As Eno Sarris pointed out a few weeks ago, hugs are on the rise among MLB players this year.
Yesterday, during the Phillies-Brewers matchup at Miller Park, there was an exciting new development in #MLBHugs:
You see, normally #MLBHugs happen between current teammates — when something dramatic happens — or, as per the very existence of the twitter entity MLB_HugRumors, between recently ex’d teammates — when freshly traded players were being hugged goodbye in dugouts, midgame.
But this new sub-species of #MLBHug is between opponents. While they are competing.

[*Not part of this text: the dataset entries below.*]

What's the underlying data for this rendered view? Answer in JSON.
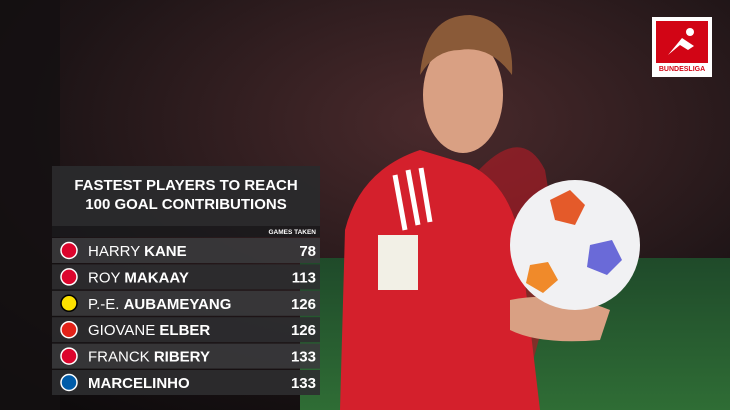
{
  "graphic": {
    "logo": "BUNDESLIGA",
    "title": [
      "FASTEST PLAYERS TO REACH",
      "100 GOAL CONTRIBUTIONS"
    ],
    "column_header": "GAMES TAKEN",
    "rows": [
      {
        "first": "HARRY",
        "last": "KANE",
        "games": 78,
        "club": "bayern"
      },
      {
        "first": "ROY",
        "last": "MAKAAY",
        "games": 113,
        "club": "bayern"
      },
      {
        "first": "P.-E.",
        "last": "AUBAMEYANG",
        "games": 126,
        "club": "dortmund"
      },
      {
        "first": "GIOVANE",
        "last": "ELBER",
        "games": 126,
        "club": "stuttgart"
      },
      {
        "first": "FRANCK",
        "last": "RIBERY",
        "games": 133,
        "club": "bayern"
      },
      {
        "last": "MARCELINHO",
        "games": 133,
        "club": "hertha"
      }
    ]
  }
}
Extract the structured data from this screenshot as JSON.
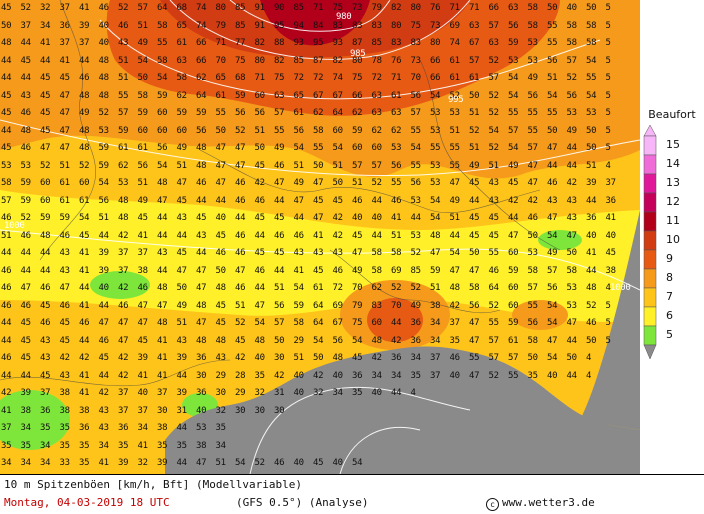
{
  "legend": {
    "title": "Beaufort",
    "levels": [
      {
        "label": "15",
        "color": "#f7b6f7"
      },
      {
        "label": "14",
        "color": "#f06cd8"
      },
      {
        "label": "13",
        "color": "#e0189a"
      },
      {
        "label": "12",
        "color": "#c4005a"
      },
      {
        "label": "11",
        "color": "#b2001a"
      },
      {
        "label": "10",
        "color": "#d23c12"
      },
      {
        "label": "9",
        "color": "#e65a14"
      },
      {
        "label": "8",
        "color": "#f59a1a"
      },
      {
        "label": "7",
        "color": "#ffc41a"
      },
      {
        "label": "6",
        "color": "#fff02a"
      },
      {
        "label": "5",
        "color": "#7ee63a"
      }
    ],
    "lower_color": "#8a8a8a"
  },
  "footer": {
    "line1": "10 m Spitzenböen [km/h, Bft] (Modellvariable)",
    "date": "Montag, 04-03-2019  18 UTC",
    "model": "(GFS 0.5°)  (Analyse)",
    "copyright_symbol": "c",
    "copyright": "www.wetter3.de"
  },
  "isobar_labels": [
    "980",
    "985",
    "995",
    "1000",
    "1000"
  ],
  "grid_rows": [
    "45 52 32 37 41 46 52 57 64 68 74 80 85 91 90 85 71 75 73 79 82 80 76 71 71 66 63 58 50 40 50 5",
    "50 37 34 36 39 40 46 51 58 65 74 79 85 91 95 94 84 83 83 83 80 75 73 69 63 57 56 58 55 58 58 5",
    "48 44 41 37 37 40 43 49 55 61 66 71 77 82 88 93 95 93 87 85 83 83 80 74 67 63 59 53 55 58 58 5",
    "44 45 44 41 44 48 51 54 58 63 66 70 75 80 82 85 87 82 80 78 76 73 66 61 57 52 53 53 56 57 54 5",
    "44 44 45 45 46 48 51 50 54 58 62 65 68 71 75 72 72 74 75 72 71 70 66 61 61 57 54 49 51 52 55 5",
    "45 43 45 47 48 48 55 58 59 62 64 61 59 60 63 65 67 67 66 63 61 56 54 52 50 52 54 56 54 56 54 5",
    "45 46 45 47 49 52 57 59 60 59 59 55 56 56 57 61 62 64 62 63 63 57 53 53 51 52 55 55 55 53 53 5",
    "44 48 45 47 48 53 59 60 60 60 56 50 52 51 55 56 58 60 59 62 62 55 53 51 52 54 57 55 50 49 50 5",
    "45 46 47 47 48 59 61 61 56 49 48 47 47 50 49 54 55 54 60 60 53 54 55 55 51 52 54 57 47 44 50 5",
    "53 53 52 51 52 59 62 56 54 51 48 47 47 45 46 51 50 51 57 57 56 55 53 55 49 51 49 47 44 44 51 4",
    "58 59 60 61 60 54 53 51 48 47 46 47 46 42 47 49 47 50 51 52 55 56 53 47 45 43 45 47 46 42 39 37",
    "57 59 60 61 61 56 48 49 47 45 44 44 46 46 44 47 45 45 46 44 46 53 54 49 44 43 42 42 43 43 44 36",
    "46 52 59 59 54 51 48 45 44 43 45 40 44 45 45 44 47 42 40 40 41 44 54 51 45 45 44 46 47 43 36 41",
    "51 46 48 46 45 44 42 41 44 44 43 45 46 44 46 46 41 42 45 44 51 53 48 44 45 45 47 50 54 47 40 40",
    "44 44 44 43 41 39 37 37 43 45 44 46 46 45 45 43 43 43 47 58 58 52 47 54 50 55 60 53 49 50 41 45",
    "46 44 44 43 41 39 37 38 44 47 47 50 47 46 44 41 45 46 49 58 69 85 59 47 47 46 59 58 57 58 44 38",
    "46 47 46 47 44 40 42 46 48 50 47 48 46 44 51 54 61 72 70 62 52 52 51 48 58 64 60 57 56 53 48 4",
    "46 46 45 46 41 44 46 47 47 49 48 45 51 47 56 59 64 69 79 83 70 49 38 42 56 52 60 55 54 53 52 5",
    "44 45 46 45 46 47 47 47 48 51 47 45 52 54 57 58 64 67 75 60 44 36 34 37 47 55 59 56 54 47 46 5",
    "44 45 43 45 44 46 47 45 41 43 48 48 45 48 50 29 54 56 54 48 42 36 34 35 47 57 61 58 47 44 50 5",
    "46 45 43 42 42 45 42 39 41 39 36 43 42 40 30 51 50 48 45 42 36 34 37 46 55 57 57 50 54 50 4",
    "44 44 45 43 41 44 42 41 41 44 30 29 28 35 42 40 42 40 36 34 34 35 37 40 47 52 55 35 40 44 4",
    "42 39 37 38 41 42 37 40 37 39 36 30 29 32 31 40 32 34 35 40 44 4",
    "41 38 36 38 38 43 37 37 30 31 40 32 30 30 30",
    "37 34 35 35 36 43 36 34 38 44 53 35",
    "35 35 34 35 35 34 35 41 35 35 38 34",
    "34 34 34 33 35 41 39 32 39 44 47 51 54 52 46 40 45 40 54"
  ]
}
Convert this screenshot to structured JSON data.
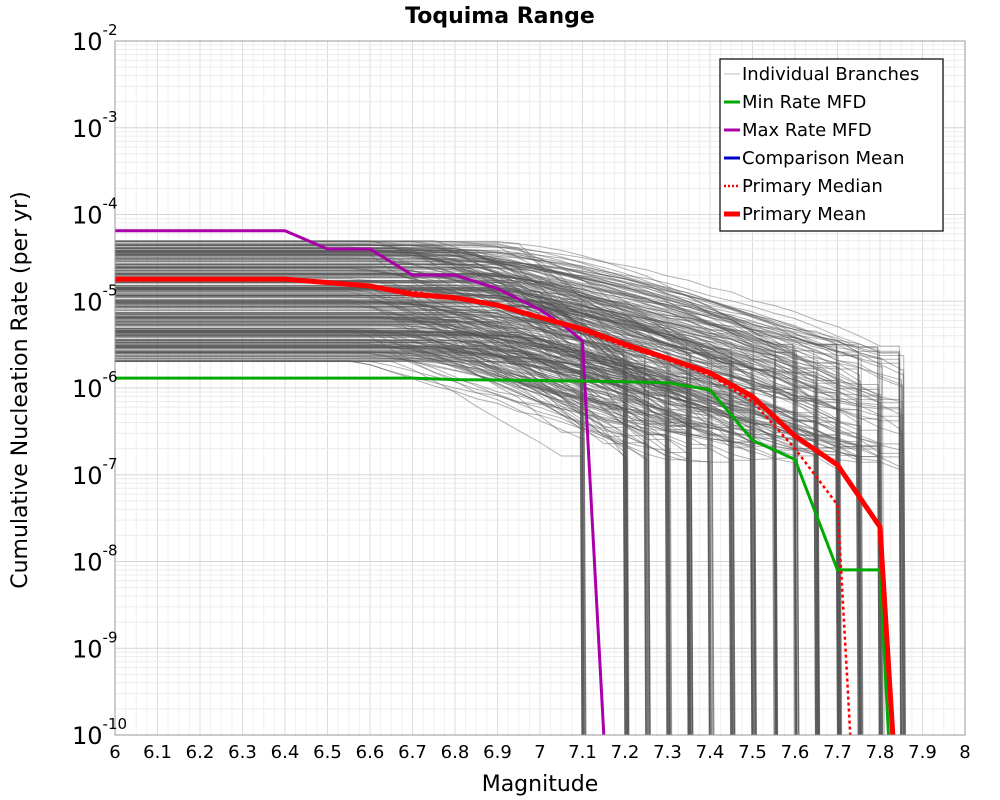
{
  "chart_data": {
    "type": "line",
    "title": "Toquima Range",
    "xlabel": "Magnitude",
    "ylabel": "Cumulative Nucleation Rate (per yr)",
    "xlim": [
      6,
      8
    ],
    "ylim_log10": [
      -10,
      -2
    ],
    "yscale": "log",
    "grid": true,
    "legend_position": "top-right",
    "x_ticks": [
      "6",
      "6.1",
      "6.2",
      "6.3",
      "6.4",
      "6.5",
      "6.6",
      "6.7",
      "6.8",
      "6.9",
      "7",
      "7.1",
      "7.2",
      "7.3",
      "7.4",
      "7.5",
      "7.6",
      "7.7",
      "7.8",
      "7.9",
      "8"
    ],
    "y_ticks": [
      {
        "base": "10",
        "exp": "-2",
        "value": 0.01
      },
      {
        "base": "10",
        "exp": "-3",
        "value": 0.001
      },
      {
        "base": "10",
        "exp": "-4",
        "value": 0.0001
      },
      {
        "base": "10",
        "exp": "-5",
        "value": 1e-05
      },
      {
        "base": "10",
        "exp": "-6",
        "value": 1e-06
      },
      {
        "base": "10",
        "exp": "-7",
        "value": 1e-07
      },
      {
        "base": "10",
        "exp": "-8",
        "value": 1e-08
      },
      {
        "base": "10",
        "exp": "-9",
        "value": 1e-09
      },
      {
        "base": "10",
        "exp": "-10",
        "value": 1e-10
      }
    ],
    "legend": [
      {
        "name": "Individual Branches",
        "color": "#c0c0c0",
        "style": "thin"
      },
      {
        "name": "Min Rate MFD",
        "color": "#00aa00",
        "style": "solid"
      },
      {
        "name": "Max Rate MFD",
        "color": "#aa00aa",
        "style": "solid"
      },
      {
        "name": "Comparison Mean",
        "color": "#0000cc",
        "style": "solid"
      },
      {
        "name": "Primary Median",
        "color": "#ff0000",
        "style": "dotted"
      },
      {
        "name": "Primary Mean",
        "color": "#ff0000",
        "style": "thick"
      }
    ],
    "branches": {
      "color": "#555555",
      "rate_range_at_M6": [
        2e-06,
        5e-05
      ],
      "truncation_magnitudes": [
        7.1,
        7.2,
        7.25,
        7.3,
        7.35,
        7.4,
        7.45,
        7.5,
        7.55,
        7.6,
        7.65,
        7.7,
        7.75,
        7.8,
        7.85
      ]
    },
    "series": [
      {
        "name": "Max Rate MFD",
        "color": "#aa00aa",
        "points": [
          [
            6,
            6.5e-05
          ],
          [
            6.4,
            6.5e-05
          ],
          [
            6.5,
            4e-05
          ],
          [
            6.6,
            4e-05
          ],
          [
            6.7,
            2e-05
          ],
          [
            6.8,
            2e-05
          ],
          [
            6.9,
            1.4e-05
          ],
          [
            7.0,
            8e-06
          ],
          [
            7.05,
            5.5e-06
          ],
          [
            7.1,
            3.5e-06
          ],
          [
            7.15,
            1e-10
          ]
        ]
      },
      {
        "name": "Min Rate MFD",
        "color": "#00aa00",
        "points": [
          [
            6,
            1.3e-06
          ],
          [
            6.7,
            1.3e-06
          ],
          [
            6.8,
            1.25e-06
          ],
          [
            7.0,
            1.22e-06
          ],
          [
            7.1,
            1.2e-06
          ],
          [
            7.2,
            1.18e-06
          ],
          [
            7.3,
            1.15e-06
          ],
          [
            7.4,
            9.5e-07
          ],
          [
            7.5,
            2.5e-07
          ],
          [
            7.6,
            1.5e-07
          ],
          [
            7.7,
            8e-09
          ],
          [
            7.8,
            8e-09
          ],
          [
            7.82,
            1e-10
          ]
        ]
      },
      {
        "name": "Primary Median",
        "color": "#ff0000",
        "points": [
          [
            6,
            1.8e-05
          ],
          [
            6.4,
            1.8e-05
          ],
          [
            6.6,
            1.5e-05
          ],
          [
            6.8,
            1.1e-05
          ],
          [
            6.9,
            9e-06
          ],
          [
            7.0,
            6.5e-06
          ],
          [
            7.1,
            4.5e-06
          ],
          [
            7.2,
            3e-06
          ],
          [
            7.3,
            2.1e-06
          ],
          [
            7.4,
            1.4e-06
          ],
          [
            7.5,
            7e-07
          ],
          [
            7.6,
            2e-07
          ],
          [
            7.7,
            4.5e-08
          ],
          [
            7.73,
            1e-10
          ]
        ]
      },
      {
        "name": "Primary Mean",
        "color": "#ff0000",
        "points": [
          [
            6,
            1.8e-05
          ],
          [
            6.4,
            1.8e-05
          ],
          [
            6.6,
            1.5e-05
          ],
          [
            6.7,
            1.2e-05
          ],
          [
            6.8,
            1.1e-05
          ],
          [
            6.9,
            9e-06
          ],
          [
            7.0,
            6.5e-06
          ],
          [
            7.1,
            4.8e-06
          ],
          [
            7.2,
            3.2e-06
          ],
          [
            7.3,
            2.2e-06
          ],
          [
            7.4,
            1.5e-06
          ],
          [
            7.5,
            8e-07
          ],
          [
            7.6,
            2.8e-07
          ],
          [
            7.7,
            1.3e-07
          ],
          [
            7.8,
            2.5e-08
          ],
          [
            7.83,
            1e-10
          ]
        ]
      }
    ]
  }
}
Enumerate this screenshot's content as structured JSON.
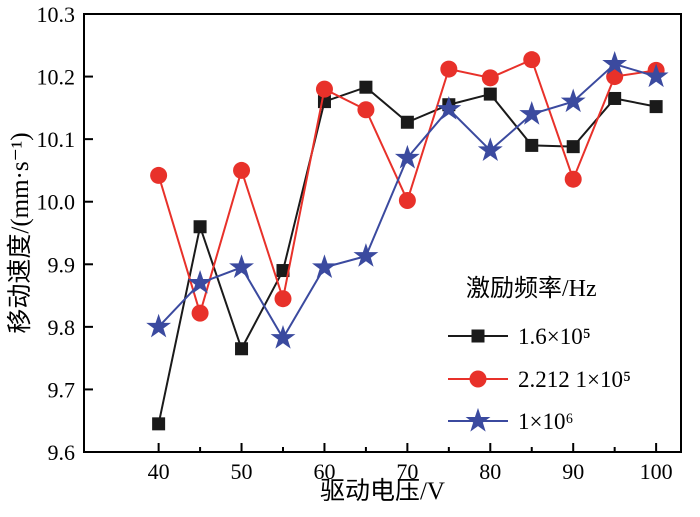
{
  "chart_data": {
    "type": "line",
    "title": "",
    "xlabel": "驱动电压/V",
    "ylabel": "移动速度/(mm·s⁻¹)",
    "grid": false,
    "xlim": [
      31,
      103
    ],
    "ylim": [
      9.6,
      10.3
    ],
    "x_major_ticks": [
      40,
      50,
      60,
      70,
      80,
      90,
      100
    ],
    "x_minor_ticks": [
      45,
      55,
      65,
      75,
      85,
      95
    ],
    "y_major_ticks": [
      9.6,
      9.7,
      9.8,
      9.9,
      10.0,
      10.1,
      10.2,
      10.3
    ],
    "x": [
      40,
      45,
      50,
      55,
      60,
      65,
      70,
      75,
      80,
      85,
      90,
      95,
      100
    ],
    "legend_title": "激励频率/Hz",
    "legend_position": "inside-right-lower",
    "series": [
      {
        "name": "1.6×10⁵",
        "marker": "square",
        "color": "#1a1a1a",
        "values": [
          9.645,
          9.96,
          9.765,
          9.89,
          10.16,
          10.183,
          10.127,
          10.155,
          10.172,
          10.09,
          10.088,
          10.165,
          10.152
        ]
      },
      {
        "name": "2.212 1×10⁵",
        "marker": "circle",
        "color": "#e8312a",
        "values": [
          10.042,
          9.822,
          10.05,
          9.845,
          10.18,
          10.147,
          10.002,
          10.212,
          10.198,
          10.227,
          10.036,
          10.2,
          10.21
        ]
      },
      {
        "name": "1×10⁶",
        "marker": "star",
        "color": "#3b4a9f",
        "values": [
          9.8,
          9.87,
          9.895,
          9.782,
          9.895,
          9.913,
          10.07,
          10.148,
          10.082,
          10.14,
          10.16,
          10.22,
          10.2
        ]
      }
    ]
  }
}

My dad never enjoyed sports because he said he couldn’t help think about what the losing party felt like after the contest: it wasn’t Christian to beat somebody. (For the record, he hasn’t voted in an election at least since Reagan was president, either — sort of for the same reasons.) I haven’t talked to my dad in almost two years now, but I wonder what he would think about this latest development in baseball, this brazen camaraderie, even between opponents. Someone still loses, yes, but perhaps underneath the results exists more compassion than before, a mutual understanding of the collective doom that awaits us all, that the results of a single contest don’t mean anything compared to what the struggle of the contest represents: an endless — and this hopeless — battle against a looming eternity of nothing.
When Nyjer Morgan‘s eyes met Kyle Kendrick‘s in this rundown-turned-hugdown, it was perhaps in the same manner in which the eyes of two medieval warriors might have met when one was about to vanquish the other with broadsword, the to-be-vanquished already having soiled his groinal chainmail, the “victor” thinking, I slay you now, brother, but my own Nothing is also nigh, I know.
Morgan was out; Kendrick applied the tag — but as he did, Morgan collapsed into his arms, and for a moment they were each comforted.